La vie des tranchées à flanc de montagne

Ce matin-là, à l’aube, je rencontrai Alan, orné d’une balafre fraîche sur le nez, et d’un béret alpin très incliné sur une oreille. Il y a quelque cent ans, sa famille était écossaise. De nom il est demeuré Écossais et, s’il rencontrait son chef de clan, il le saluerait très bas ; mais en parlant français il laisse parfois échapper un ou deux mots allemands : car par-dessus le marché il est Alsacien.

– Ceci, me dit-il, c’est tout simplement le pays idéal pour se battre… Pittoresque et plein de fourrés… Moi, je suis bombardier. Voilà des mois que je suis ici. C’est très chic !

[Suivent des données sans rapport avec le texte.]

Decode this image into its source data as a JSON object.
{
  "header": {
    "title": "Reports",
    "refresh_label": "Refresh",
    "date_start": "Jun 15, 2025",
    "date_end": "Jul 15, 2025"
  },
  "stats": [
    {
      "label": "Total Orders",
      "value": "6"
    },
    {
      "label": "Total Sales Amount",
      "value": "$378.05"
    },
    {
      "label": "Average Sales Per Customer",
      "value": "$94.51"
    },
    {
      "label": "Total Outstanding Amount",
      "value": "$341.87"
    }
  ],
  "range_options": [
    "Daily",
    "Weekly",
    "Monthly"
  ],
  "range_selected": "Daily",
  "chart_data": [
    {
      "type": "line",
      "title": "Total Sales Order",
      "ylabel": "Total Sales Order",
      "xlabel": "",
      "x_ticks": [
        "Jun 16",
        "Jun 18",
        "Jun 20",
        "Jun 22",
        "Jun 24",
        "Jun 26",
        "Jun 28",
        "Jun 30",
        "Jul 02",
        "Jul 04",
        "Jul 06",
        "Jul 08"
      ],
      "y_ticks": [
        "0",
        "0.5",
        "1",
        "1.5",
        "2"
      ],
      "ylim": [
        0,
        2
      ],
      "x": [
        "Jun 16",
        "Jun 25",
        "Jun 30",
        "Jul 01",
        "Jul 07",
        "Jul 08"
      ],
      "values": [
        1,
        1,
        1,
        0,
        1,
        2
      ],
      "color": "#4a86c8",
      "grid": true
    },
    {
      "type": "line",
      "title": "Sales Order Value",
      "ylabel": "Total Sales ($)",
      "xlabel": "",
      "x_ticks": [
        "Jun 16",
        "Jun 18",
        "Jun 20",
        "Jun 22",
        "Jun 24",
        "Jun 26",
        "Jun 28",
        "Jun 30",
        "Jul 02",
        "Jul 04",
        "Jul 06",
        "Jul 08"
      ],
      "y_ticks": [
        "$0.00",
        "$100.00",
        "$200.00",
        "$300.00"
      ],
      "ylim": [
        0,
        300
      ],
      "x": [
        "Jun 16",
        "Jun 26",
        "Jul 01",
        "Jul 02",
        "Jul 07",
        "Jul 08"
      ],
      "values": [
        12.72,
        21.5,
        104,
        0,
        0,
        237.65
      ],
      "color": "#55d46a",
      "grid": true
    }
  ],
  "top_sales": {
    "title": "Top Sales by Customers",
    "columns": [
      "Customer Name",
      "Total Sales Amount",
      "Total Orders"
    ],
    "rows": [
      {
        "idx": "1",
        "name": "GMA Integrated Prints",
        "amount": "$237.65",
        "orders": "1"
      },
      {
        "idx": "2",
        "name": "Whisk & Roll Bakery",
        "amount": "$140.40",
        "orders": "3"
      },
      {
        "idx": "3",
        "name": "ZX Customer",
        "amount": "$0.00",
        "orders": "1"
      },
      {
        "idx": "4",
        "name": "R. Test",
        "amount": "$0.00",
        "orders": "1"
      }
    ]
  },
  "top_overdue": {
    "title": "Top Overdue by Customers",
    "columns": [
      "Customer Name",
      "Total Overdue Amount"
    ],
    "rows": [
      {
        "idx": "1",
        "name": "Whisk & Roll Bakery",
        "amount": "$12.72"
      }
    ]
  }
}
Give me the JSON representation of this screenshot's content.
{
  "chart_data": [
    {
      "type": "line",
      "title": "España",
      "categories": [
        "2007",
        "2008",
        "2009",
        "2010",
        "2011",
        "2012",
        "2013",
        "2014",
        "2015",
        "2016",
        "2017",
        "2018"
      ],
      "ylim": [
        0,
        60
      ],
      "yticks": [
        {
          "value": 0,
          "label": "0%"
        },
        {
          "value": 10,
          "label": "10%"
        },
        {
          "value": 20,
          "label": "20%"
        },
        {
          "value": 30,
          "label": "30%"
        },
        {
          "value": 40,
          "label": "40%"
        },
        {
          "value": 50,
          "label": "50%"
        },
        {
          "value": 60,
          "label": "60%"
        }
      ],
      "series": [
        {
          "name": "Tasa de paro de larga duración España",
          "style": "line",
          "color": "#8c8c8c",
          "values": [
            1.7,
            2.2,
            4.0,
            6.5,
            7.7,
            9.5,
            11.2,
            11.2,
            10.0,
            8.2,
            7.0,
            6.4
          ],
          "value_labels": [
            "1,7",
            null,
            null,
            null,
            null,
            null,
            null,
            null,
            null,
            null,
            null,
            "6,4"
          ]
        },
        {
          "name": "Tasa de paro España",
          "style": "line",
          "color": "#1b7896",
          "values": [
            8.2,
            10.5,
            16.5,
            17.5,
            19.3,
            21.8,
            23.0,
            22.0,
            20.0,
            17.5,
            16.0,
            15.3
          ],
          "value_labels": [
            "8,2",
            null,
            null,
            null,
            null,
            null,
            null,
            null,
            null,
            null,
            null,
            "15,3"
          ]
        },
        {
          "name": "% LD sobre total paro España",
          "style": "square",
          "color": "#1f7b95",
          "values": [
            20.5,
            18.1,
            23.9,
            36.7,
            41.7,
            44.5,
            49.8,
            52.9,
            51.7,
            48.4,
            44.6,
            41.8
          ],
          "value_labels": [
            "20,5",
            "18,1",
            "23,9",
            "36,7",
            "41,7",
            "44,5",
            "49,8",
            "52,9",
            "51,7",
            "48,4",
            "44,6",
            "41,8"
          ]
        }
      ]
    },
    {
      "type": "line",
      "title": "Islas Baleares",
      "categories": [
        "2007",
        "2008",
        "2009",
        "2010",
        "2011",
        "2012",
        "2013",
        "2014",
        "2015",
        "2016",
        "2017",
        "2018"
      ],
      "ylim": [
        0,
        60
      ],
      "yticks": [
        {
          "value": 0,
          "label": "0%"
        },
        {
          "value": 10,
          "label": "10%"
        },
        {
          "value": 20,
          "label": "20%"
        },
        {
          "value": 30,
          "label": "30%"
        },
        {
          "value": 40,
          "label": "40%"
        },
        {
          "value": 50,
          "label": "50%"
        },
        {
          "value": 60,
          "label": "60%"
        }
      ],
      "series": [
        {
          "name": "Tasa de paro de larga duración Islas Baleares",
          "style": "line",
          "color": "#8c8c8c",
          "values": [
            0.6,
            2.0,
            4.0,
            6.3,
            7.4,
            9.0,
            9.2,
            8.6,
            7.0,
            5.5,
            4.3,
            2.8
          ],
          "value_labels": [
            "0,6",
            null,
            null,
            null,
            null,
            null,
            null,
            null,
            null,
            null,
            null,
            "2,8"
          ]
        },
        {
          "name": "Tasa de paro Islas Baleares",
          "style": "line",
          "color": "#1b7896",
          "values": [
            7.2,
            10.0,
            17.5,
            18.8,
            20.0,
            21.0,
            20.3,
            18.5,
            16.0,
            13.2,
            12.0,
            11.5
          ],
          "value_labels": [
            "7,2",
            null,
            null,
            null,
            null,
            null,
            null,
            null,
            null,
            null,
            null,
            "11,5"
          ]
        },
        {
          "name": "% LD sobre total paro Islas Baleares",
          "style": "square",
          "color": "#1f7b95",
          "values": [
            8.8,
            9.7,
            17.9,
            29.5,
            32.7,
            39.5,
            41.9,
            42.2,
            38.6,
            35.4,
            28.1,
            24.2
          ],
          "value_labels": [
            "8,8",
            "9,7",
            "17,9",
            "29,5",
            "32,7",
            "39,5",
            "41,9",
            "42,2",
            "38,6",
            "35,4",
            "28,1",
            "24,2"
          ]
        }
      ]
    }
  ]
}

On aurait pu se croire dans les collines de Moussorie, et je ne pouvais imaginer comment notre auto allait se comporter là-dedans. Mais ce diable de chauffeur — l’homme qui a vécu au Connecticut — ne s’étonnait de rien et menait sans sourciller sa Mercédès à travers des gorges farouches ou des villages à la mine demi-suisse, à quelque trente milles à l’heure. Il bondit comme une flèche en haut d’une route nouvellement tracée — plus pareille que jamais à Moussorie — et dévale la pente opposée sans un seul à-coup. Dans un mauvais tournant, nous croisons une mule chargée de munitions pour une batterie de montagne, et, pour ne pas nous gêner, la pauvre bête se met en devoir de grimper à l’arbre le plus proche.

– Hein ? fit Alan. Quand je vous le disais !… Est-ce que cela pourrait arriver dans n’importe quel autre coin de France ?… Un fier pays, oui !…

On tira la mule à terre par la queue avant qu’elle eût atteint les premières branches, et elle reprit sa route, les caisses de munitions battant ses flancs absolument comme si elle allait rejoindre sa batterie à

Jutagh. Pour moi, à chaque tournant, je croyais voir les « petites gens » de la montagne surgir, courbés sous leur fardeau, hors de l’ombre des grands bois ; je croyais entendre le bruit d’ailes des faisans, et je m’attendais à être aveuglé par l’éclat des rhododendrons en fleur. La lumière, la couleur, l’odeur de fumée de bois, d’aiguilles de pins, de terre humide et de mule chaude, tout était de l’Himalaya. Seule la Mercédès était violemment, bruyamment étrangère.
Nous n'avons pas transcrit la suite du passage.